Sample size calculation
For the purposes of sample size calculation, it was assumed that the risk of an ADE varies between the clusters by a factor of between 0.80 and 1.22, with a 95% probability. This results in an intracluster correlation coefficient (ICC) of 0.0003. It was also assumed that 7500 non-elective admissions could be registered per quarter of the year, of which another 40% (i.e., 3000 per quarter) could be allocated to participating physicians. Under the assumption that 3%, 2.5%, and 2% of admissions are ADE-associated in control, training, and intervention quarters, respectively, then 315, 75, and 150 ADE-associated admissions, respectively, would be expected. The assumed intervention effect can be determined with a power of at least 80%. Participation of 240 doctors was planned to achieve these case numbers. We used the R package swCRT design for sample size calculation (e1).

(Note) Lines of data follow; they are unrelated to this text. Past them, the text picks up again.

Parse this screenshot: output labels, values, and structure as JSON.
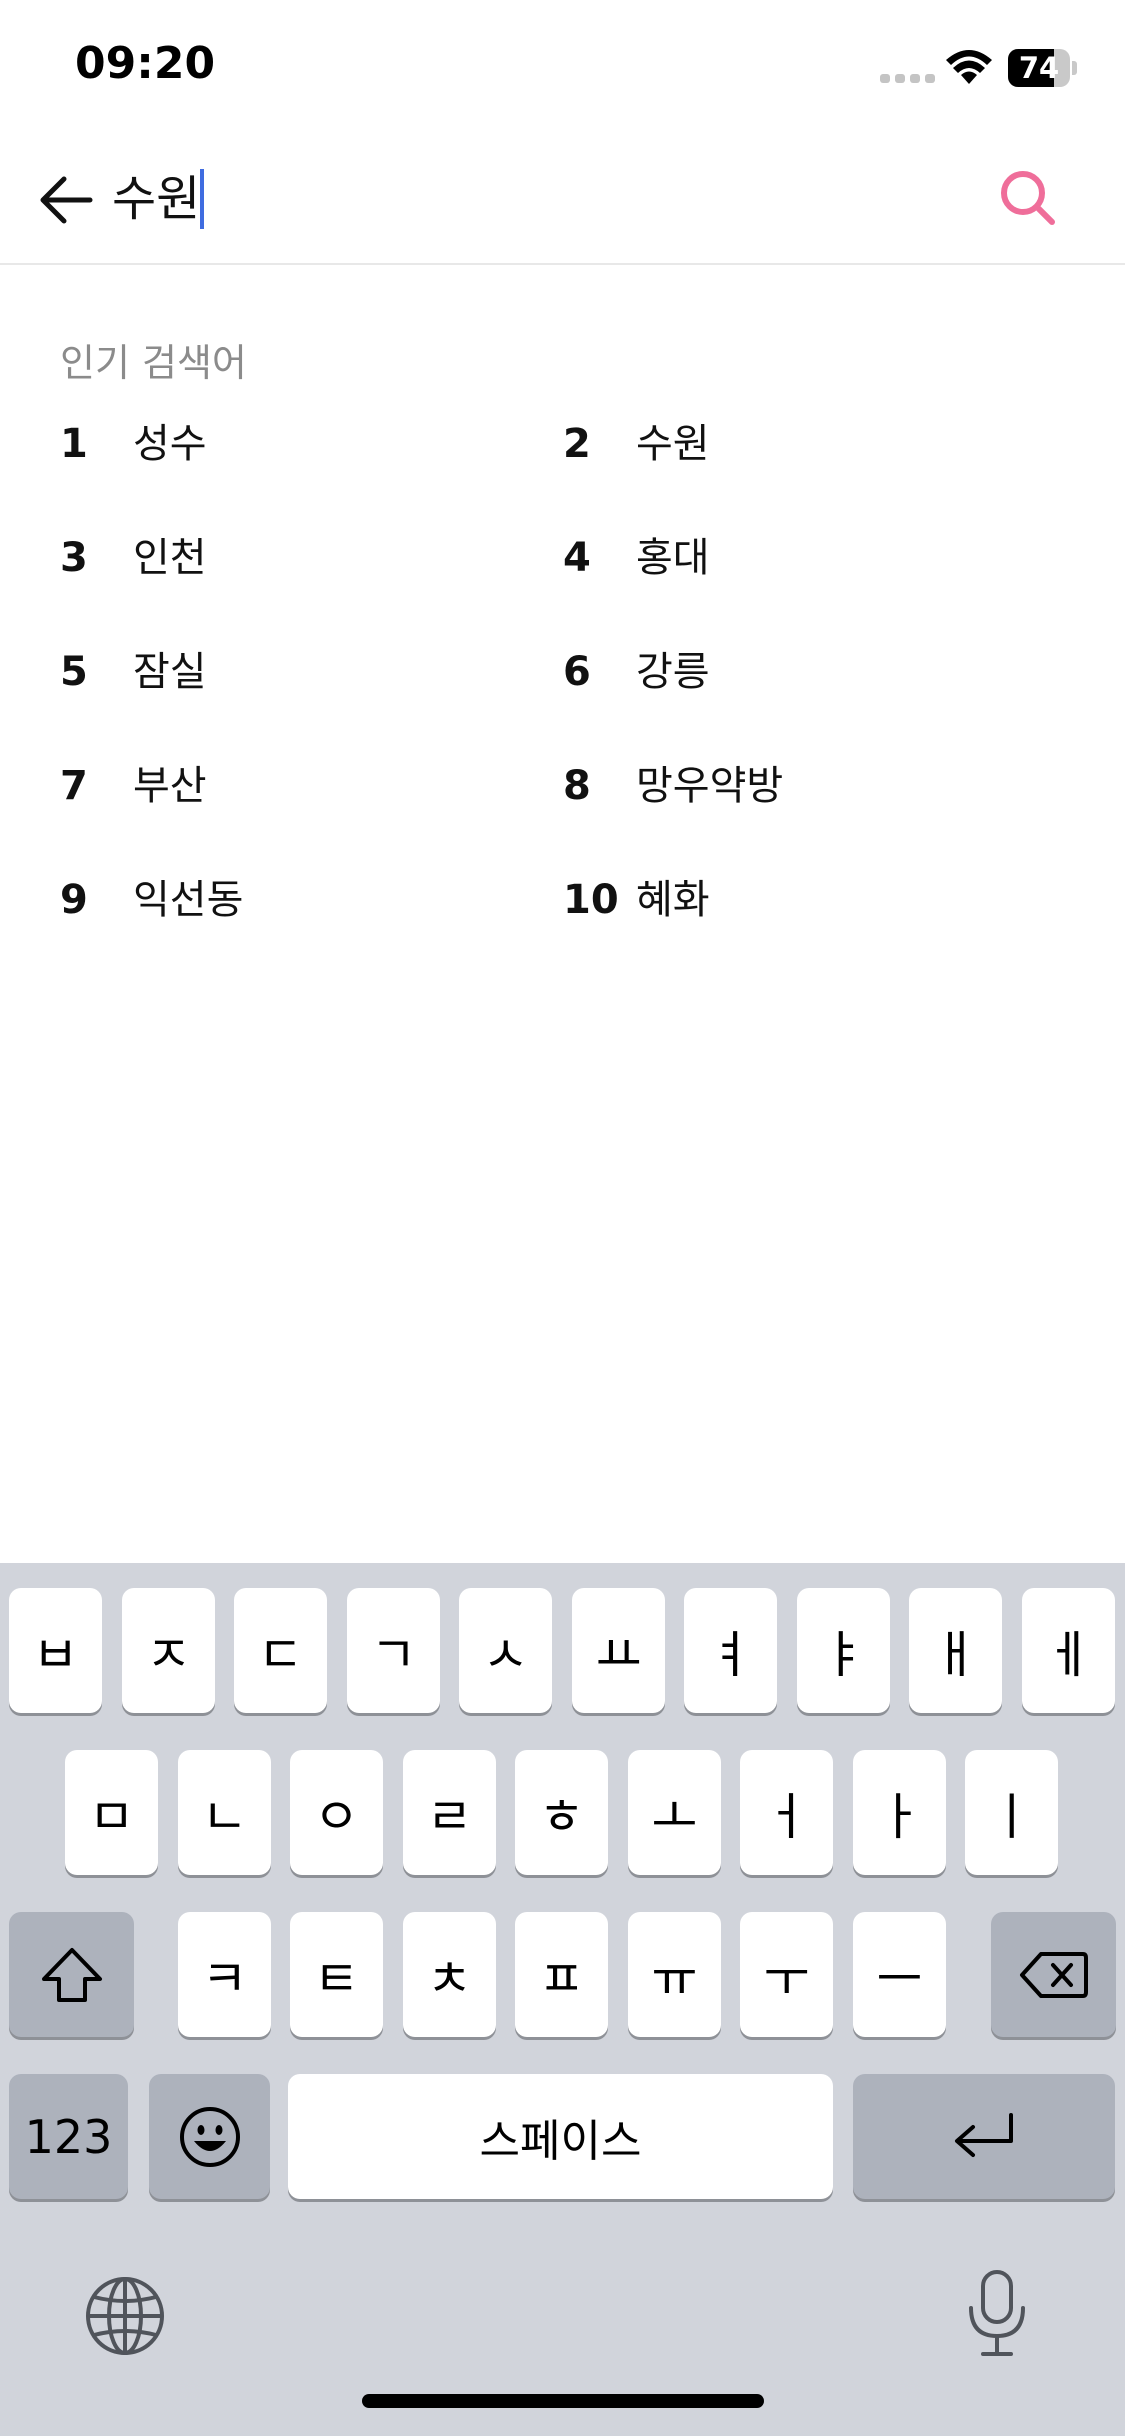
{
  "status_bar": {
    "time": "09:20",
    "battery_level": "74",
    "battery_fraction": 0.74
  },
  "search": {
    "value": "수원",
    "back_icon": "arrow-left-icon",
    "search_icon": "search-icon",
    "search_icon_color": "#ef6e9a"
  },
  "popular": {
    "title": "인기 검색어",
    "items": [
      {
        "rank": "1",
        "term": "성수"
      },
      {
        "rank": "2",
        "term": "수원"
      },
      {
        "rank": "3",
        "term": "인천"
      },
      {
        "rank": "4",
        "term": "홍대"
      },
      {
        "rank": "5",
        "term": "잠실"
      },
      {
        "rank": "6",
        "term": "강릉"
      },
      {
        "rank": "7",
        "term": "부산"
      },
      {
        "rank": "8",
        "term": "망우약방"
      },
      {
        "rank": "9",
        "term": "익선동"
      },
      {
        "rank": "10",
        "term": "혜화"
      }
    ]
  },
  "keyboard": {
    "row1": [
      "ㅂ",
      "ㅈ",
      "ㄷ",
      "ㄱ",
      "ㅅ",
      "ㅛ",
      "ㅕ",
      "ㅑ",
      "ㅐ",
      "ㅔ"
    ],
    "row2": [
      "ㅁ",
      "ㄴ",
      "ㅇ",
      "ㄹ",
      "ㅎ",
      "ㅗ",
      "ㅓ",
      "ㅏ",
      "ㅣ"
    ],
    "row3": [
      "ㅋ",
      "ㅌ",
      "ㅊ",
      "ㅍ",
      "ㅠ",
      "ㅜ",
      "ㅡ"
    ],
    "numbers_label": "123",
    "space_label": "스페이스",
    "shift_icon": "shift-icon",
    "delete_icon": "delete-icon",
    "emoji_icon": "emoji-icon",
    "return_icon": "return-icon",
    "globe_icon": "globe-icon",
    "mic_icon": "microphone-icon"
  }
}
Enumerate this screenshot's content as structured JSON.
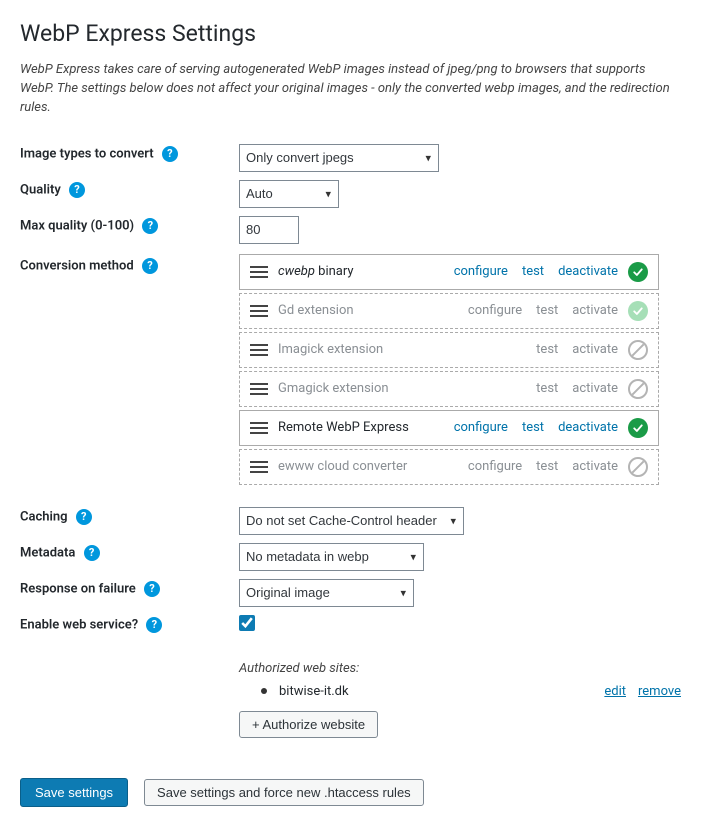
{
  "page": {
    "title": "WebP Express Settings",
    "intro": "WebP Express takes care of serving autogenerated WebP images instead of jpeg/png to browsers that supports WebP. The settings below does not affect your original images - only the converted webp images, and the redirection rules."
  },
  "labels": {
    "image_types": "Image types to convert",
    "quality": "Quality",
    "max_quality": "Max quality (0-100)",
    "conversion_method": "Conversion method",
    "caching": "Caching",
    "metadata": "Metadata",
    "response_on_failure": "Response on failure",
    "enable_web_service": "Enable web service?"
  },
  "selects": {
    "image_types": "Only convert jpegs",
    "quality": "Auto",
    "caching": "Do not set Cache-Control header",
    "metadata": "No metadata in webp",
    "response_on_failure": "Original image"
  },
  "inputs": {
    "max_quality": "80",
    "enable_web_service_checked": true
  },
  "converters": [
    {
      "label_html": "<span class='em'>cwebp</span> binary",
      "configure": true,
      "test": true,
      "toggle": "deactivate",
      "status": "ok",
      "dashed": false,
      "disabled": false
    },
    {
      "label_html": "Gd extension",
      "configure": true,
      "test": true,
      "toggle": "activate",
      "status": "ok-pale",
      "dashed": true,
      "disabled": true
    },
    {
      "label_html": "Imagick extension",
      "configure": false,
      "test": true,
      "toggle": "activate",
      "status": "na",
      "dashed": true,
      "disabled": true
    },
    {
      "label_html": "Gmagick extension",
      "configure": false,
      "test": true,
      "toggle": "activate",
      "status": "na",
      "dashed": true,
      "disabled": true
    },
    {
      "label_html": "Remote WebP Express",
      "configure": true,
      "test": true,
      "toggle": "deactivate",
      "status": "ok",
      "dashed": false,
      "disabled": false
    },
    {
      "label_html": "ewww cloud converter",
      "configure": true,
      "test": true,
      "toggle": "activate",
      "status": "na",
      "dashed": true,
      "disabled": true
    }
  ],
  "link_text": {
    "configure": "configure",
    "test": "test",
    "deactivate": "deactivate",
    "activate": "activate"
  },
  "web_service": {
    "auth_label": "Authorized web sites:",
    "sites": [
      {
        "name": "bitwise-it.dk"
      }
    ],
    "edit": "edit",
    "remove": "remove",
    "add_btn": "+ Authorize website"
  },
  "buttons": {
    "save": "Save settings",
    "save_force": "Save settings and force new .htaccess rules"
  }
}
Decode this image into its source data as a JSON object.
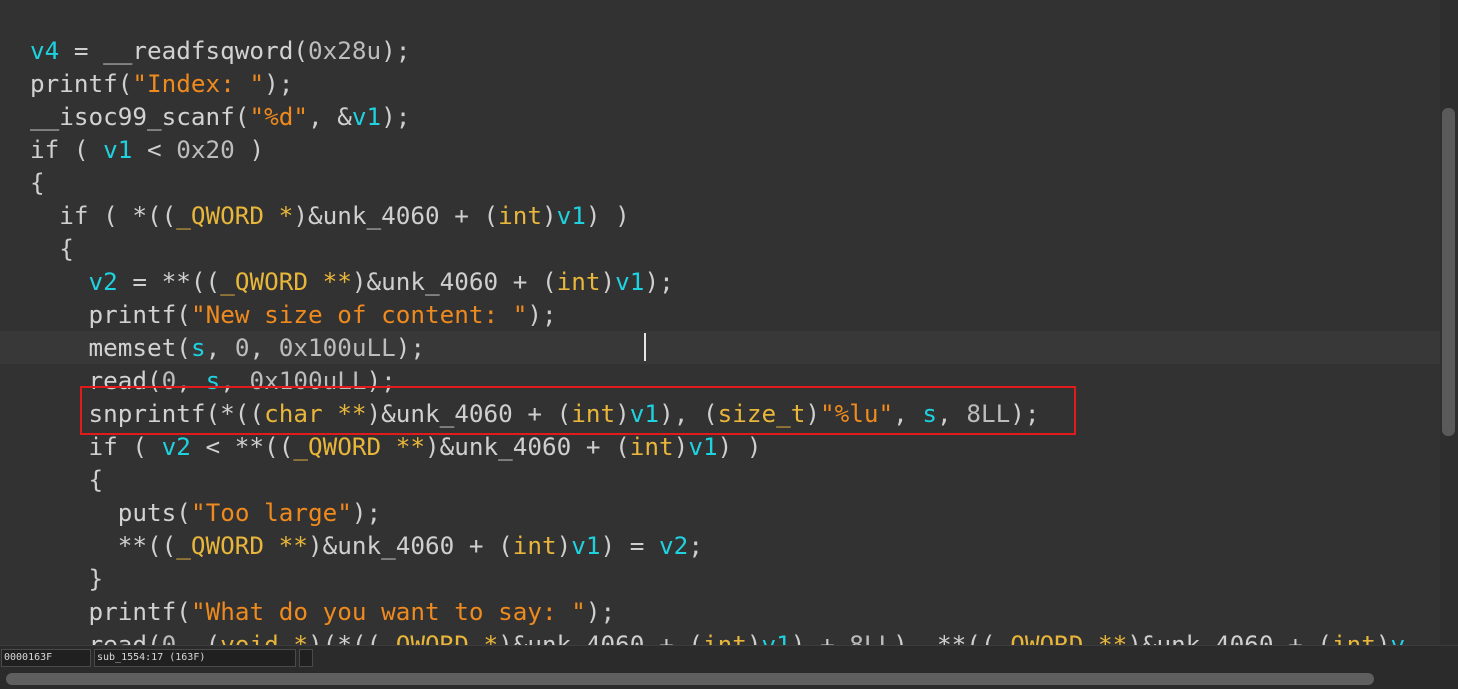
{
  "code_lines": [
    [
      [
        "var",
        "v4"
      ],
      [
        "txt",
        " = "
      ],
      [
        "fn",
        "__readfsqword"
      ],
      [
        "txt",
        "("
      ],
      [
        "num",
        "0x28u"
      ],
      [
        "txt",
        ");"
      ]
    ],
    [
      [
        "fn",
        "printf"
      ],
      [
        "txt",
        "("
      ],
      [
        "str",
        "\"Index: \""
      ],
      [
        "txt",
        ");"
      ]
    ],
    [
      [
        "fn",
        "__isoc99_scanf"
      ],
      [
        "txt",
        "("
      ],
      [
        "str",
        "\"%d\""
      ],
      [
        "txt",
        ", &"
      ],
      [
        "var",
        "v1"
      ],
      [
        "txt",
        ");"
      ]
    ],
    [
      [
        "txt",
        "if ( "
      ],
      [
        "var",
        "v1"
      ],
      [
        "txt",
        " < "
      ],
      [
        "num",
        "0x20"
      ],
      [
        "txt",
        " )"
      ]
    ],
    [
      [
        "txt",
        "{"
      ]
    ],
    [
      [
        "txt",
        "  if ( *(("
      ],
      [
        "type",
        "_QWORD *"
      ],
      [
        "txt",
        ")&unk_4060 + ("
      ],
      [
        "type",
        "int"
      ],
      [
        "txt",
        ")"
      ],
      [
        "var",
        "v1"
      ],
      [
        "txt",
        ") )"
      ]
    ],
    [
      [
        "txt",
        "  {"
      ]
    ],
    [
      [
        "txt",
        "    "
      ],
      [
        "var",
        "v2"
      ],
      [
        "txt",
        " = **(("
      ],
      [
        "type",
        "_QWORD **"
      ],
      [
        "txt",
        ")&unk_4060 + ("
      ],
      [
        "type",
        "int"
      ],
      [
        "txt",
        ")"
      ],
      [
        "var",
        "v1"
      ],
      [
        "txt",
        ");"
      ]
    ],
    [
      [
        "txt",
        "    "
      ],
      [
        "fn",
        "printf"
      ],
      [
        "txt",
        "("
      ],
      [
        "str",
        "\"New size of content: \""
      ],
      [
        "txt",
        ");"
      ]
    ],
    [
      [
        "txt",
        "    "
      ],
      [
        "fn",
        "memset"
      ],
      [
        "txt",
        "("
      ],
      [
        "var",
        "s"
      ],
      [
        "txt",
        ", "
      ],
      [
        "num",
        "0"
      ],
      [
        "txt",
        ", "
      ],
      [
        "num",
        "0x100uLL"
      ],
      [
        "txt",
        ");"
      ]
    ],
    [
      [
        "txt",
        "    "
      ],
      [
        "fn",
        "read"
      ],
      [
        "txt",
        "("
      ],
      [
        "num",
        "0"
      ],
      [
        "txt",
        ", "
      ],
      [
        "var",
        "s"
      ],
      [
        "txt",
        ", "
      ],
      [
        "num",
        "0x100uLL"
      ],
      [
        "txt",
        ");"
      ]
    ],
    [
      [
        "txt",
        "    "
      ],
      [
        "fn",
        "snprintf"
      ],
      [
        "txt",
        "(*(("
      ],
      [
        "type",
        "char **"
      ],
      [
        "txt",
        ")&unk_4060 + ("
      ],
      [
        "type",
        "int"
      ],
      [
        "txt",
        ")"
      ],
      [
        "var",
        "v1"
      ],
      [
        "txt",
        "), ("
      ],
      [
        "type",
        "size_t"
      ],
      [
        "txt",
        ")"
      ],
      [
        "str",
        "\"%lu\""
      ],
      [
        "txt",
        ", "
      ],
      [
        "var",
        "s"
      ],
      [
        "txt",
        ", "
      ],
      [
        "num",
        "8LL"
      ],
      [
        "txt",
        ");"
      ]
    ],
    [
      [
        "txt",
        "    if ( "
      ],
      [
        "var",
        "v2"
      ],
      [
        "txt",
        " < **(("
      ],
      [
        "type",
        "_QWORD **"
      ],
      [
        "txt",
        ")&unk_4060 + ("
      ],
      [
        "type",
        "int"
      ],
      [
        "txt",
        ")"
      ],
      [
        "var",
        "v1"
      ],
      [
        "txt",
        ") )"
      ]
    ],
    [
      [
        "txt",
        "    {"
      ]
    ],
    [
      [
        "txt",
        "      "
      ],
      [
        "fn",
        "puts"
      ],
      [
        "txt",
        "("
      ],
      [
        "str",
        "\"Too large\""
      ],
      [
        "txt",
        ");"
      ]
    ],
    [
      [
        "txt",
        "      **(("
      ],
      [
        "type",
        "_QWORD **"
      ],
      [
        "txt",
        ")&unk_4060 + ("
      ],
      [
        "type",
        "int"
      ],
      [
        "txt",
        ")"
      ],
      [
        "var",
        "v1"
      ],
      [
        "txt",
        ") = "
      ],
      [
        "var",
        "v2"
      ],
      [
        "txt",
        ";"
      ]
    ],
    [
      [
        "txt",
        "    }"
      ]
    ],
    [
      [
        "txt",
        "    "
      ],
      [
        "fn",
        "printf"
      ],
      [
        "txt",
        "("
      ],
      [
        "str",
        "\"What do you want to say: \""
      ],
      [
        "txt",
        ");"
      ]
    ],
    [
      [
        "txt",
        "    "
      ],
      [
        "fn",
        "read"
      ],
      [
        "txt",
        "("
      ],
      [
        "num",
        "0"
      ],
      [
        "txt",
        ", ("
      ],
      [
        "type",
        "void *"
      ],
      [
        "txt",
        ")(*(("
      ],
      [
        "type",
        "_QWORD *"
      ],
      [
        "txt",
        ")&unk_4060 + ("
      ],
      [
        "type",
        "int"
      ],
      [
        "txt",
        ")"
      ],
      [
        "var",
        "v1"
      ],
      [
        "txt",
        ") + "
      ],
      [
        "num",
        "8LL"
      ],
      [
        "txt",
        "), **(("
      ],
      [
        "type",
        "_QWORD **"
      ],
      [
        "txt",
        ")&unk_4060 + ("
      ],
      [
        "type",
        "int"
      ],
      [
        "txt",
        ")"
      ],
      [
        "var",
        "v"
      ]
    ]
  ],
  "current_line": 9,
  "highlighted_line": 11,
  "status": {
    "address": "0000163F",
    "location": "sub_1554:17 (163F)"
  },
  "colors": {
    "background": "#323232",
    "variable": "#1fd2e0",
    "string": "#ef8a1e",
    "type": "#e8b63a",
    "number": "#bcbcbc",
    "text": "#cfcfcf",
    "highlight_box": "#e11b1b"
  }
}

Details of the statistical method for data analysis
A generalized linear model for correlated longitudinal data with logistic link function was fitted for the primary endpoint, based on the used stepped wedge design. The model contains a fixed period effect and therefore allows a time-trend adjusted estimate of the intervention effect. The model was fitted using generalized estimating equations (GEE). An exchangeable correlation structure at cluster level was assumed. The odds ratio calculated in this way is to be interpreted as a population-based, or marginal, odds ratio. It may be interpreted as a quotient between the incidence rate (or relative risk) of ADEs in the intervention setting and the incidence rate in the control setting. The standard error and resulting confidence interval (CI) were calculated using the Mancl and DeRouen approach (e2). This procedure is also robust to the fact that a small amount of inflation was to be expected from multiple hospitalizations of the same child.
Handling missing data
In cases where there was no conclusive evaluation of whether an ADE was present (control phase/intervention or training phase n = 40/15) or for which it was not possible to allocate with certainty whether children admitted as inpatients were treated by participating physicians (control phase/intervention or training phase n = 106/103), missing values were imputed multiple times (drawn at random several times) to prevent these missing values from distorting the estimate. The distribution of the existing assessments was used for the imputation of the ADE assessments, stratified according to the type of assessment pathway (via ADE-C or AkdÄ) and the intervention status of the clinic. The clinic and the intervention status of the clinic were used to impute the participation status (of the associated physician). The analysis model was adapted for each of a total of 25 randomly imputed data sets. The resulting intervention effect estimator (log odds ratio) and its standard error were combined using the Little and Rubin method (e3).